Дальше, однако, пошло не столь гладко. Эвен Степанчик очнулся быстрее якутов. Он вскочил на ноги, бросился к выходу, по дороге наткнулся на Михея, Спиридонова зятя, и, недолго думая, ткнул его в бок узким ножом, с которым эвен не расстается ни наяву, ни во сне. Нож взрезал кожу Михеева тела, но вглубь не пошел. Михей, однако, взвизгнул не хуже несчастной Манкы:

– Ай, убивают!

– Держите, держите! – крикнул молодой Спиридон, но Степанчик, как молния, уже выскользнул за дверь.

Во дворе тоже шла драка. Левый и правый отряды нападавших перелезли через задние заборы, забегали в конюшни, в хлева и били всякого, кто ни попадался.
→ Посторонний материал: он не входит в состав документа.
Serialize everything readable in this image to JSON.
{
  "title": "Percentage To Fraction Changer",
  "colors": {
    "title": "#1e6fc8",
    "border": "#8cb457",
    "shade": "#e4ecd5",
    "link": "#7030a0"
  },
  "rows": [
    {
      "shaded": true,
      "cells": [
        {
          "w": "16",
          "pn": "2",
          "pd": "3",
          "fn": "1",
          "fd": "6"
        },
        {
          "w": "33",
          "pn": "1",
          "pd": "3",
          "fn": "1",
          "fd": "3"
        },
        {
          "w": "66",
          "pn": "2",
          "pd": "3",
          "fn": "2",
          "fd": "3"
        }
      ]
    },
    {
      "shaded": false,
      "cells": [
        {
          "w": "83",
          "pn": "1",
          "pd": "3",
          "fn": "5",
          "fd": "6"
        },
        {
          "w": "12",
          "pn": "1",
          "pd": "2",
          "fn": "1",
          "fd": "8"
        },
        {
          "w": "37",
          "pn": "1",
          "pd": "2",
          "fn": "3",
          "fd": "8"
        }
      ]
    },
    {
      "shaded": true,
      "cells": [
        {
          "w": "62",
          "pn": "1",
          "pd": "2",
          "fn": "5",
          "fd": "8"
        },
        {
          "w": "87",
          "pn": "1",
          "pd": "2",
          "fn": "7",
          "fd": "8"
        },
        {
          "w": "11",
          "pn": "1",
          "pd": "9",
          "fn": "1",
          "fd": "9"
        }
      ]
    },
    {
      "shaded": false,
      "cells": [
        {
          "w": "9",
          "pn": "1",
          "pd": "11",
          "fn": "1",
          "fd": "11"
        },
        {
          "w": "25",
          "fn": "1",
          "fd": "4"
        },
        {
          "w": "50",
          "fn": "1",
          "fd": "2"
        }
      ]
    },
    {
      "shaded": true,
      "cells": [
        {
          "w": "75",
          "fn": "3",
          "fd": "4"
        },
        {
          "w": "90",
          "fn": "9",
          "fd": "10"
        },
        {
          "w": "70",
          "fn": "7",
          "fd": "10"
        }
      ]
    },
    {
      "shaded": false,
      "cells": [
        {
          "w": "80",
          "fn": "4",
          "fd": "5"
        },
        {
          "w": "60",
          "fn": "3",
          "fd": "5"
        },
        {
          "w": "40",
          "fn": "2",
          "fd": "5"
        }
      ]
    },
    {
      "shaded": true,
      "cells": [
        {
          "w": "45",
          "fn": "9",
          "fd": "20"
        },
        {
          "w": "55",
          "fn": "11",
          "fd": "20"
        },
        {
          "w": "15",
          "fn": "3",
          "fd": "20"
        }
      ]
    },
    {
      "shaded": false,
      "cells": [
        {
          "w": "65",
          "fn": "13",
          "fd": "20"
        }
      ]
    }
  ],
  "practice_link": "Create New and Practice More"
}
Здесь в ход шли длинные ножи, которыми северяне владеют с таким несравненным искусством. Двое убитых батраков лежали на земле. Пастух Прокопей – самогонщик – метался по двору, стараясь уклониться от длинного копья, которым колол его Пака, конный тунгус, впрочем, без особого успеха. Рубаха Прокопея была в крови – копье все-таки кольнуло его дважды: в плечо и в руку, но это были скорее царапины. В руке у Прокопея был топор на длинной рукоятке. Пака сделал новый выпад копьем.